Their parents, Mike and Bea, were my parents’ closest friends. She was old money; he was new. They owned the only radio station in town, had a full-time, live-in maid, and kept the local parish priest in their back pocket with large donations. Like my dad, Mike was an Irish Catholic, and his religion was a large part of his identity, which helps to explain why their world came to an end when Ellen became engaged to a Protestant.

Mike forbade the priest from marrying Ellen in her own church. He could do that; he had the power. When Ellen— who was completely in love with Don, a fine young man from a good family— married him anyway in his church, her parents closed their doors to her and vowed never to speak to her again.

As their friends, this whole situation was very uncomfortable for my parents, especially my mother. She had declined to attend her own brother’s wedding, because it was held in a Protestant church and Catholics were forbidden to enter non-Catholic places of worship. As time went by, and especially since she had had time to observe this sweet young woman and her beautiful love story, Mom had begun to rethink and regret her decision.

Within a year or so, Ellen gave birth to her first child, as young brides are apt to do. When she showed up at her mother’s door, aching to share this joy with her, Bea sent a message through the maid to say that she refused to see her. Stricken, Ellen came to our house, where my mother took her in and let her cry on her shoulder. I remember riding in the back of Don and Ellen’s car, caring for the baby, who was laid on a blanket in those days before car seats. Ellen was in the front seat tearfully asking Don, “What should I do?” My mother grieved for her.
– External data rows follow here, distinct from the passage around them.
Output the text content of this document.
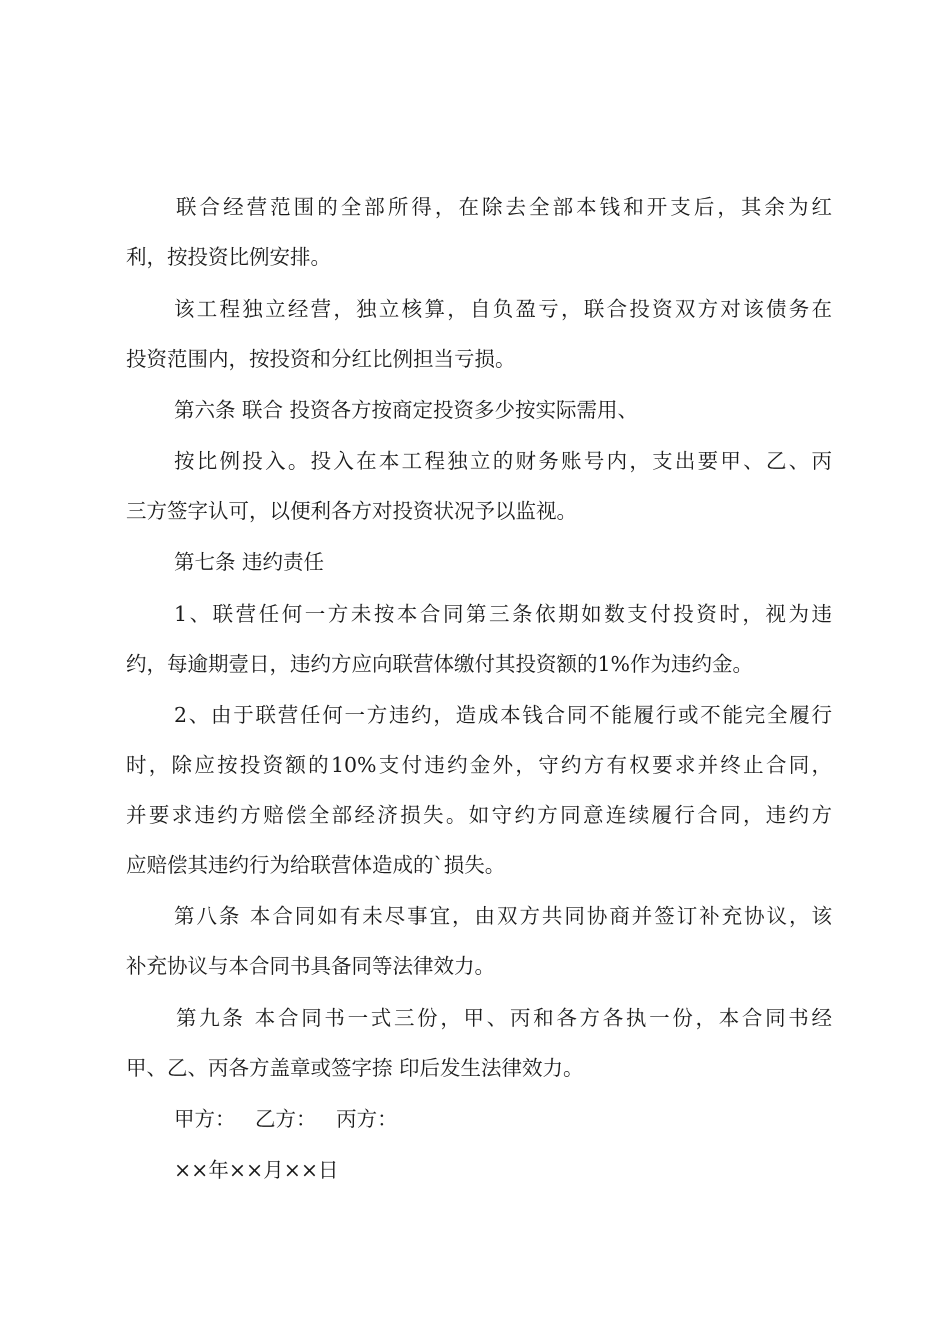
联合经营范围的全部所得，在除去全部本钱和开支后，其余为红
利，按投资比例安排。
该工程独立经营，独立核算，自负盈亏，联合投资双方对该债务在
投资范围内，按投资和分红比例担当亏损。
第六条 联合 投资各方按商定投资多少按实际需用、
按比例投入。投入在本工程独立的财务账号内，支出要甲、乙、丙
三方签字认可，以便利各方对投资状况予以监视。
第七条 违约责任
1、联营任何一方未按本合同第三条依期如数支付投资时，视为违
约，每逾期壹日，违约方应向联营体缴付其投资额的1%作为违约金。
2、由于联营任何一方违约，造成本钱合同不能履行或不能完全履行
时，除应按投资额的10%支付违约金外，守约方有权要求并终止合同，
并要求违约方赔偿全部经济损失。如守约方同意连续履行合同，违约方
应赔偿其违约行为给联营体造成的`损失。
第八条 本合同如有未尽事宜，由双方共同协商并签订补充协议，该
补充协议与本合同书具备同等法律效力。
第九条 本合同书一式三份，甲、丙和各方各执一份，本合同书经
甲、乙、丙各方盖章或签字捺 印后发生法律效力。
甲方：   乙方：   丙方：
××年××月××日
Years later, when I married a Protestant myself, as did my sister after me, we were married in our own Catholic church. My father was unhappy at the time, but as our husbands became Catholics, he relaxed. My mother never spoke of the issue; she was a wise woman who learned from the suffering she had seen. Within five years, I left the church, and as a decades-old Protestant now, I have seen the same spirit of division from the other side. It’s as if we always think that 1 Corinthians 1:10-13 was written for other people, as if the Lord is only upset with division in the church if other believers disagree with us and our beliefs. Otherwise, surely we would find a way to avoid these thousands of denominations. As Jesus prayed in John 17:31, “May they be one, as you and I are one.” Not “may they be correct.”

Within a few years, Ellen had two more children, and her parents never saw them. She brought each and every one to her parents’ door, but always ended up crying at our house. She was still a young woman with little ones when she was struck with appendicitis and rushed to the hospital for what should have been a routine surgery. No one knew that she was allergic to the anesthesia, and by the time they realized it, she was dead. Don had called her parents to tell them that she was going to have surgery, and when her father arrived to find that she had died, he began shouting at the medical staff, threatening to sue the doctor and the hospital and demanding an autopsy. Quietly, Don said, “No, she will not have an autopsy, and we will not sue the doctor. It was an unfortunate accident. You would have no part in her life, and now you will have no part in her death.” Mike and Bea lived for many years after Ellen’s death, but they were broken people who never recovered.

The day after Ellen died was Mother’s Day. Bea loved flowers, and she delighted in the rarest blooms she could find. Ellen faithfully sent her mother flowers every year on Mother’s Day, even though they had not spoken in a very long time. Of course, she had ordered them several days earlier, so when the doorbell rang on the morning of Mother’s Day, Bea received a thoughtfully chosen gift from her dead daughter: a rare black orchid.